4.2 Zweite Phase: Stabilisierung der Praktiken des Unterrichts auf Distanz durch einheitliche Strukturen

Vor den Sommerferien – Ende Juni und Anfang Juli – 2020 konnten dann weitere drei Interviews mit Lehrer*innen aus zwei Projektschulen (S2 und S3) geführt werden. In einem Bundesland hatten die Sommerferien gerade begonnen, in dem anderen standen diese kurz bevor. Diese zweite Phase des Unterrichtens auf Distanz war von unterschiedlichen Lösungsansätzen geprägt. Auf der einen Seite fand Präsenzunterricht für jene Schüler*innen statt, die kurz vor einem Schulabschluss standen. Zum anderen wurden alle anderen Klassen weiterhin auf Distanz unterrichtet. Bei beiden Varianten wurde ein Fokus auf die Hauptfächer gelegt, das heißt, nur in diesen fand entweder eine Präsenzbeschulung statt oder für den Distanzunterricht wurde hauptsächlich auf Aufgaben aus den Hauptfächern zurückgegriffen.

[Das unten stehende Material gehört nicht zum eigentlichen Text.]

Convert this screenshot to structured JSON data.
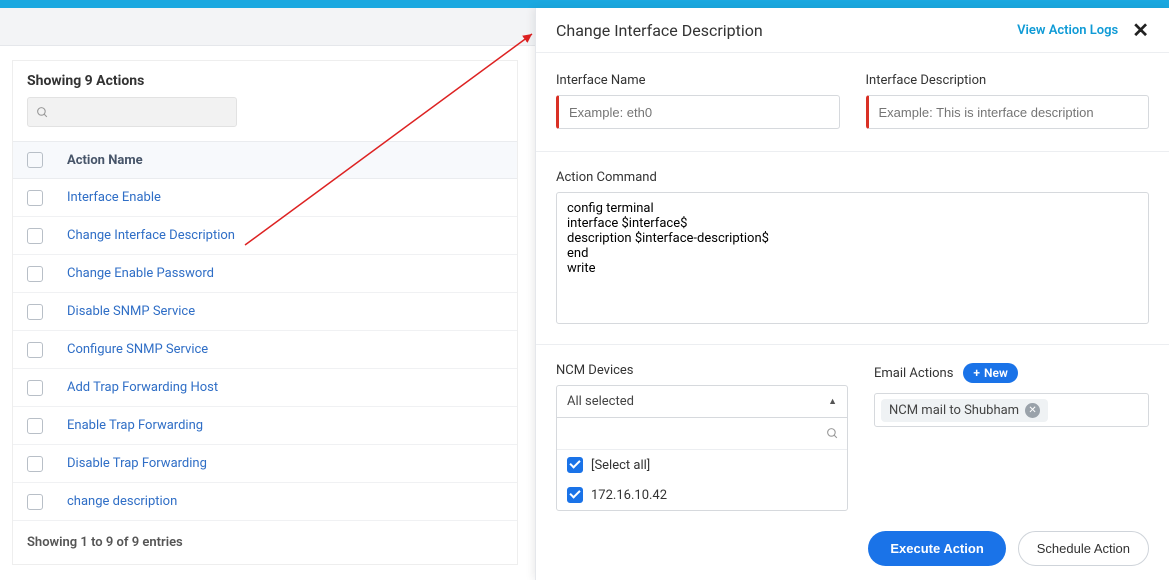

Zwar sollten alle Lehrkräfte Aufgaben und Lösungen bereitstellen, womit alle Fächer, inklusive der Nebenfächer, vertreten gewesen wären, faktisch wurde dies nicht umgesetzt. Damit setzte sich etwas fort, was schon bei den ersten Schulschließungen immer wieder in den Interviews angedeutet wurde: Es wurden nicht alle Fächer weiter unterrichtet. Nach den Osterferien 2020 wurde zunächst die Beschulung geteilter Klassen durchgeführt, doch positive Coronainfektionsbefunde führten zu Quarantänemaßnahmen ganzer Klassen und die steigenden Infektionszahlen schürten die Angst, dass der Präsenzunterricht so schnell nicht wieder eingerichtet werden könne. Zwar hielten die jeweiligen Bundesländer an der Vorstellung fest, dass spätestens nach den Sommerferien wieder in Präsenz unterrichtet werden sollte, die Lehrkräfte hingegen gingen davon aus, „dass [sie] parallel planen müssen“ (OI_010420_S3/L3, Z. 45), das heißt, sowohl für einen Präsenzunterricht als auch für den Unterricht auf Distanz. Damit zeichnete sich diese Phase vor den Sommerferien durch eine große Unsicherheit aus, unter welchen Bedingungen Schule weitergehen würde.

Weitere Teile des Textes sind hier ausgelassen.